2 Healthcare Stocks You Can Buy and Hold for the Next Decade

Healthcare stocks aren’t necessarily the dazzling investments that technology companies or other growth-oriented stocks can be. However, one of the reasons I love investing in healthcare stocks so much is the fact that these companies tend to generate steady growth in a wide variety of markets. From pharmaceutical drugs to household brands, the products that these companies produce are the ones that people always need and use throughout the year.

And while healthcare stocks don’t always outperform the market, the combination of consistent growth, sustainable returns and dividends they often offer is an incredibly attractive combination for investors to consider. Let’s take a look at two of the best healthcare stocks you can buy now and easily hold for the next decade or more.

1. Bristol Myers Squibb

Bristol Myers Squibb (BMY 2.64%) holds the distinction of being the seventh largest pharmaceutical company in the world by sales. In 2021, the company collected $46.4 billion in total revenue, up 9% from the previous year.

Over half of the company’s 2021 revenue came from three of its best-selling products. These blockbusters are Revlimid (multiple myeloma drug), Eliquis (anticoagulant) and Opdivo (cancer drug). The three drugs alone delivered respective full-year revenues of $12.8 billion, $10.8 billion and $7.5 billion, representing increases of 6%, 17% and 8% compared to 2020.

But Bristol Myers’ impressive portfolio has many other sources of income to rely on, with a huge range of products including hematology, oncology and immunology drugs.
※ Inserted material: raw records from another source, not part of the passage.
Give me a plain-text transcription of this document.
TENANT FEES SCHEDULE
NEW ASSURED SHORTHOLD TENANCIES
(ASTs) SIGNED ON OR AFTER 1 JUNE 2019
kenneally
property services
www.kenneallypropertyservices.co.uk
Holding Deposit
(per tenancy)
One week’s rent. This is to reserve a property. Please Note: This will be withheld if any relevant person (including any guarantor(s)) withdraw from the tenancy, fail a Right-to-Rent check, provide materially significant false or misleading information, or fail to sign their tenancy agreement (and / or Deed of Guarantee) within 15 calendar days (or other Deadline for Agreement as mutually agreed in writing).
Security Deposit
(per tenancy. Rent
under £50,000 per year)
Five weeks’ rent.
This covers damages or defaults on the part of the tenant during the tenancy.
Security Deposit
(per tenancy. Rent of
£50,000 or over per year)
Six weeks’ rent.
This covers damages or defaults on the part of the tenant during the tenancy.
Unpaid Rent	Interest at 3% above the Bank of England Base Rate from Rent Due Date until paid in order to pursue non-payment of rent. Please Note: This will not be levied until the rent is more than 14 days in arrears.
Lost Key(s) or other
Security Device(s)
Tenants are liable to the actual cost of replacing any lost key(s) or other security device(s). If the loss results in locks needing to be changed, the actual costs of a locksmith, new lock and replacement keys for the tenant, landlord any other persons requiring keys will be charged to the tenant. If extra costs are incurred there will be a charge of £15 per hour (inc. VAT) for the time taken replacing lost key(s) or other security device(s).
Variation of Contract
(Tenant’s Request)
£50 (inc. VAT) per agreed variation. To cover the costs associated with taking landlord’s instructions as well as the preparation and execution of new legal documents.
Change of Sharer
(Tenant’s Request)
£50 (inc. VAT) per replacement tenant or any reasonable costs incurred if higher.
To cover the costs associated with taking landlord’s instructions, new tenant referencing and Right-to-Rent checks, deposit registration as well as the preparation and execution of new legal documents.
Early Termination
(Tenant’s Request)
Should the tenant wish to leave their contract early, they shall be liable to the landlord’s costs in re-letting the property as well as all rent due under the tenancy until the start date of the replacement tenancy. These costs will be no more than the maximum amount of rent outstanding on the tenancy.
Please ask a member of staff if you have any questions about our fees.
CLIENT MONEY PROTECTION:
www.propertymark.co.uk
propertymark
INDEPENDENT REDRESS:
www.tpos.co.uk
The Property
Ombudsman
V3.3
For example, the chemotherapy drug Pomalyst, which Bristol Myers added to its portfolio after acquiring Celgene in 2019, collected $3.3 billion in sales in 2021 alone, a 9% increase from the previous year. Another of Bristol Myers’ best-selling drugs, a monoclonal antibody drug called Yervoy, generated $2 billion in sales in 2021, up 20% year over year.

And over the past quarter, healthcare stocks boosted their top and bottom lines by 2% and 27%, respectively. Bristol Myers may not be a stock to turn to for lightning growth. However, its portfolio has faced consistently high demand, which has led to balance sheet growth as well as solid investor returns. Over the past three years, the stock has delivered a total return of nearly 50%.

All this being said, when you consider Bristol Myers’ above-average dividend yield (just over 3% compared to S&P 500average of 1.7%), this unstoppable healthcare stock is certainly worth considering for a long-term buy-and-hold position.

2. Johnson and Johnson

The previous stock may not be a household name, but Johnson and Johnson (JNJ 2.18%) it certainly is. With a company history dating back to 1886, a vast portfolio of consumer goods, pharmaceuticals and medical device products, and a track record of not only maintaining but increasing dividend payouts for six decades and more, it has more than several reasons to love this dividend king. The stock currently yields 2.7% for investors.

While the former stock is among the top 10 pharmaceutical companies in the world, Johnson & Johnson tops the list with the number one spot. The company recorded a staggering revenue of $94 billion in 2021 alone, representing a growth of nearly 14% over the previous 12-month period.

Net profits also increased by 42%. These top and bottom growth were fueled by respective sales increases of 4%, 14% and 18% in the company’s Consumer Health, Pharmaceuticals and Medical Devices segments.

Johnson & Johnson’s consumer health business sells well-known products such as Tylenol, Motrin, Benadryl, Aveeno and Listerine. The company’s medical devices segment makes everything from operating room instruments to plates and screws used in orthopedic procedures. And its fastest-growing segment, its pharmaceutical business, develops and manufactures products targeting everything from infectious diseases to pulmonary hypertension.

The company is preparing to separate its consumer health business from its pharmaceutical and medical device business next year, after announcing its intention to do so in late 2021.

If you were invested in Johnson & Johnson at the time of the separation, you will also be invested in the result of the separation, which will be two publicly traded, dividend-paying companies. While these businesses are certainly on very different growth trajectories, the products they make, whether they’re fever drugs or cancer drugs, all generate steady demand that doesn’t change with economic cycles.

How has Johnson & Johnson performed for investors? Well, over the past decade, the stock has generated a total return of 202%. That’s not too shabby, especially when you consider that the S&P 500 has delivered a return of 213% — just slightly above that — over the same period.

Johnson & Johnson is not a high-growth stock, but few large healthcare companies are. If you’re an investor looking for a safe company with a history of growth that has the products and competitive edge to sustain it into the future, and a solid dividend to boot, Johnson & Johnson could be an excellent addition to your long-term portfolio.